It is not clear yet whether Delaware Gov. Jack Markell will sign a bill passed earlier this month that would repeal the state's 5-cent deposit on plastic and glass beverage bottles, effective Sept. 1.
The state General Assembly overwhelmingly approved the measure. Once he receives it, Markell has 10 days to sign or veto the bill, or to let it become law without his signature.
Delaware has had a bottle-deposit program since 1982, and it would be the first state to repeal such a measure.
State Rep.

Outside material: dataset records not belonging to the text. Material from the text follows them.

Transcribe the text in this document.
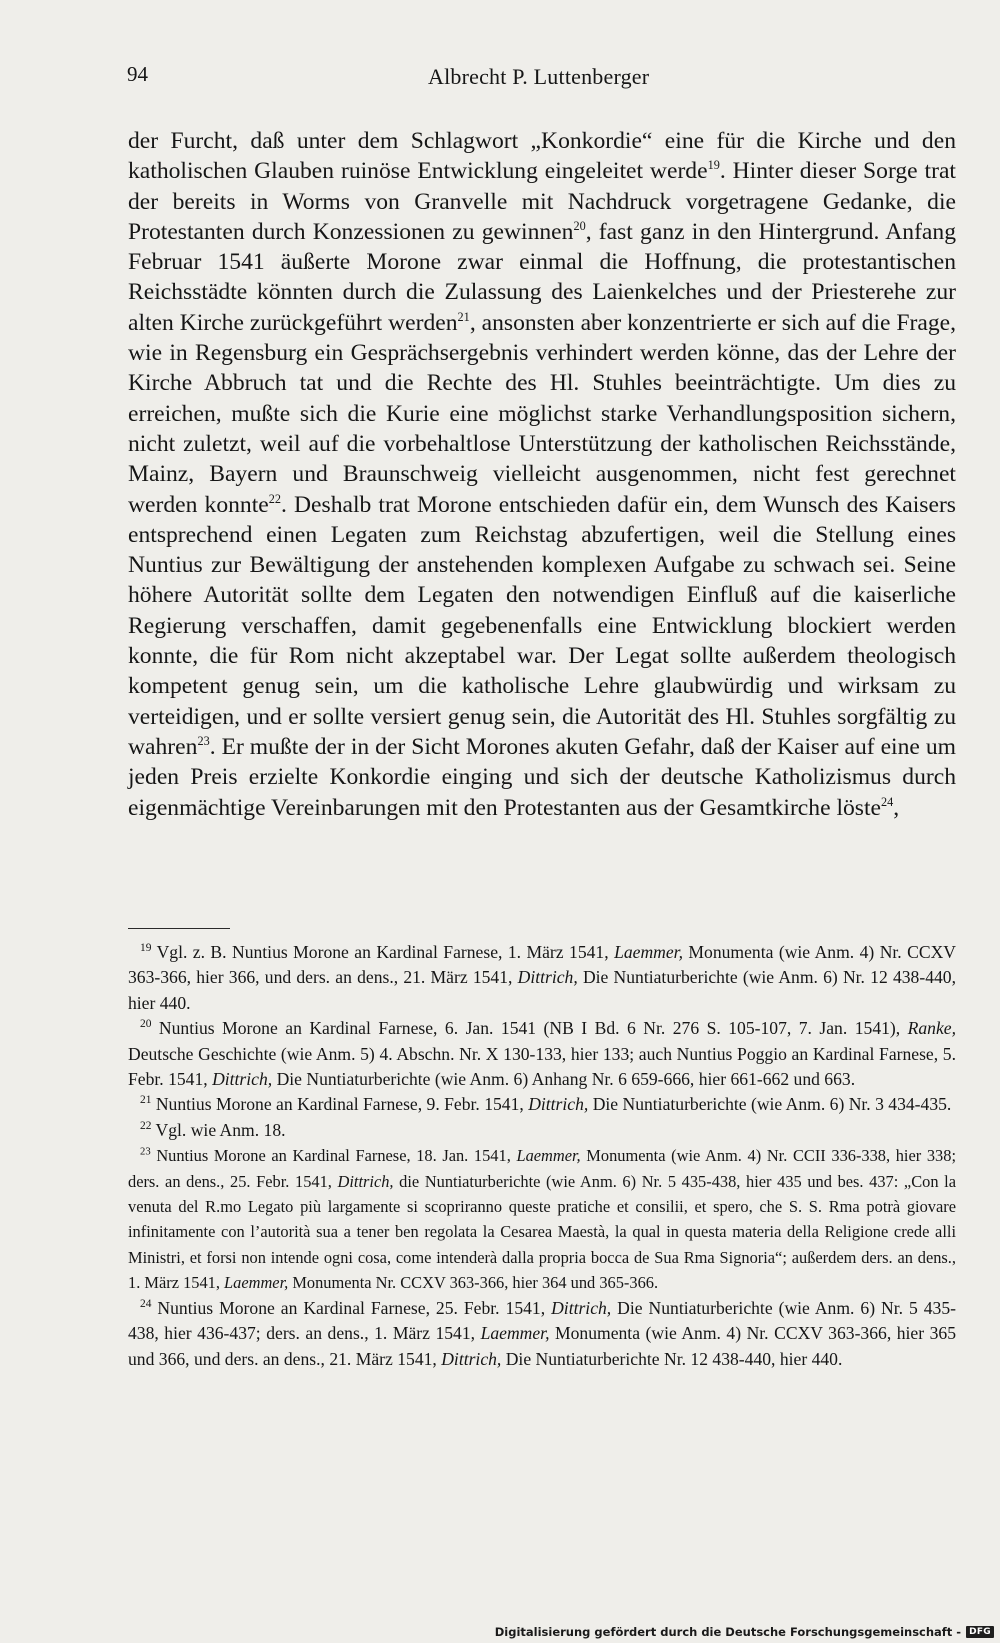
94	Albrecht P. Luttenberger

der Furcht, daß unter dem Schlagwort „Konkordie“ eine für die Kirche und den katholischen Glauben ruinöse Entwicklung eingeleitet werde$^{19}$. Hinter dieser Sorge trat der bereits in Worms von Granvelle mit Nachdruck vorgetragene Gedanke, die Protestanten durch Konzessionen zu gewinnen$^{20}$, fast ganz in den Hintergrund. Anfang Februar 1541 äußerte Morone zwar einmal die Hoffnung, die protestantischen Reichsstädte könnten durch die Zulassung des Laienkelches und der Priesterehe zur alten Kirche zurückgeführt werden$^{21}$, ansonsten aber konzentrierte er sich auf die Frage, wie in Regensburg ein Gesprächsergebnis verhindert werden könne, das der Lehre der Kirche Abbruch tat und die Rechte des Hl. Stuhles beeinträchtigte. Um dies zu erreichen, mußte sich die Kurie eine möglichst starke Verhandlungsposition sichern, nicht zuletzt, weil auf die vorbehaltlose Unterstützung der katholischen Reichsstände, Mainz, Bayern und Braunschweig vielleicht ausgenommen, nicht fest gerechnet werden konnte$^{22}$. Deshalb trat Morone entschieden dafür ein, dem Wunsch des Kaisers entsprechend einen Legaten zum Reichstag abzufertigen, weil die Stellung eines Nuntius zur Bewältigung der anstehenden komplexen Aufgabe zu schwach sei. Seine höhere Autorität sollte dem Legaten den notwendigen Einfluß auf die kaiserliche Regierung verschaffen, damit gegebenenfalls eine Entwicklung blockiert werden konnte, die für Rom nicht akzeptabel war. Der Legat sollte außerdem theologisch kompetent genug sein, um die katholische Lehre glaubwürdig und wirksam zu verteidigen, und er sollte versiert genug sein, die Autorität des Hl. Stuhles sorgfältig zu wahren$^{23}$. Er mußte der in der Sicht Morones akuten Gefahr, daß der Kaiser auf eine um jeden Preis erzielte Konkordie einging und sich der deutsche Katholizismus durch eigenmächtige Vereinbarungen mit den Protestanten aus der Gesamtkirche löste$^{24}$,

$^{19}$ Vgl. z. B. Nuntius Morone an Kardinal Farnese, 1. März 1541, Laemmer, Monumenta (wie Anm. 4) Nr. CCXV 363-366, hier 366, und ders. an dens., 21. März 1541, Dittrich, Die Nuntiaturberichte (wie Anm. 6) Nr. 12 438-440, hier 440.

$^{20}$ Nuntius Morone an Kardinal Farnese, 6. Jan. 1541 (NB I Bd. 6 Nr. 276 S. 105-107, 7. Jan. 1541), Ranke, Deutsche Geschichte (wie Anm. 5) 4. Abschn. Nr. X 130-133, hier 133; auch Nuntius Poggio an Kardinal Farnese, 5. Febr. 1541, Dittrich, Die Nuntiaturberichte (wie Anm. 6) Anhang Nr. 6 659-666, hier 661-662 und 663.

$^{21}$ Nuntius Morone an Kardinal Farnese, 9. Febr. 1541, Dittrich, Die Nuntiaturberichte (wie Anm. 6) Nr. 3 434-435.

$^{22}$ Vgl. wie Anm. 18.

$^{23}$ Nuntius Morone an Kardinal Farnese, 18. Jan. 1541, Laemmer, Monumenta (wie Anm. 4) Nr. CCII 336-338, hier 338; ders. an dens., 25. Febr. 1541, Dittrich, die Nuntiaturberichte (wie Anm. 6) Nr. 5 435-438, hier 435 und bes. 437: „Con la venuta del R.mo Legato più largamente si scopriranno queste pratiche et consilii, et spero, che S. S. Rma potrà giovare infinitamente con l’autorità sua a tener ben regolata la Cesarea Maestà, la qual in questa materia della Religione crede alli Ministri, et forsi non intende ogni cosa, come intenderà dalla propria bocca de Sua Rma Signoria“; außerdem ders. an dens., 1. März 1541, Laemmer, Monumenta Nr. CCXV 363-366, hier 364 und 365-366.

$^{24}$ Nuntius Morone an Kardinal Farnese, 25. Febr. 1541, Dittrich, Die Nuntiaturberichte (wie Anm. 6) Nr. 5 435-438, hier 436-437; ders. an dens., 1. März 1541, Laemmer, Monumenta (wie Anm. 4) Nr. CCXV 363-366, hier 365 und 366, und ders. an dens., 21. März 1541, Dittrich, Die Nuntiaturberichte Nr. 12 438-440, hier 440.

Digitalisierung gefördert durch die Deutsche Forschungsgemeinschaft - DFG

John Viola, D-Newark, who sponsored the repeal, said three of four neighboring states have higher bottle recycling rates than Delaware, without deposit laws.
Single-stream, curbside recycling is the future for recycling, not a nickel deposit, he said.
Viola said another reason the law needs to be repealed is that Delaware cities including Wilmington and Newark have curbside recycling programs that rely on collected recyclables.
The proposal would apply to all beverages in containers that are less than 2 quarts.
The repeal measure comes at a time when states like Oregon, Connecticut and New York have expanded their bottle bills to include water bottles.
Oregon's expanded deposit bill went into effect Jan. 1. Connecticut's bill, passed in March, goes into effect Oct. 1.
Implementation of the expanded deposit program in New York was scheduled for June 1, but is on hold until April, pending the outcome of a lawsuit by the International Bottled Water Association, Nestlé Waters North America Inc. and Polar Corp.
Six of the 11 states with deposit bills include carbonated soft drink, beer and water bottles. California, Maine and Hawaii include water, beer, soft drink and other non-carbonated beverages such as tea and energy drinks in their bottle deposit programs.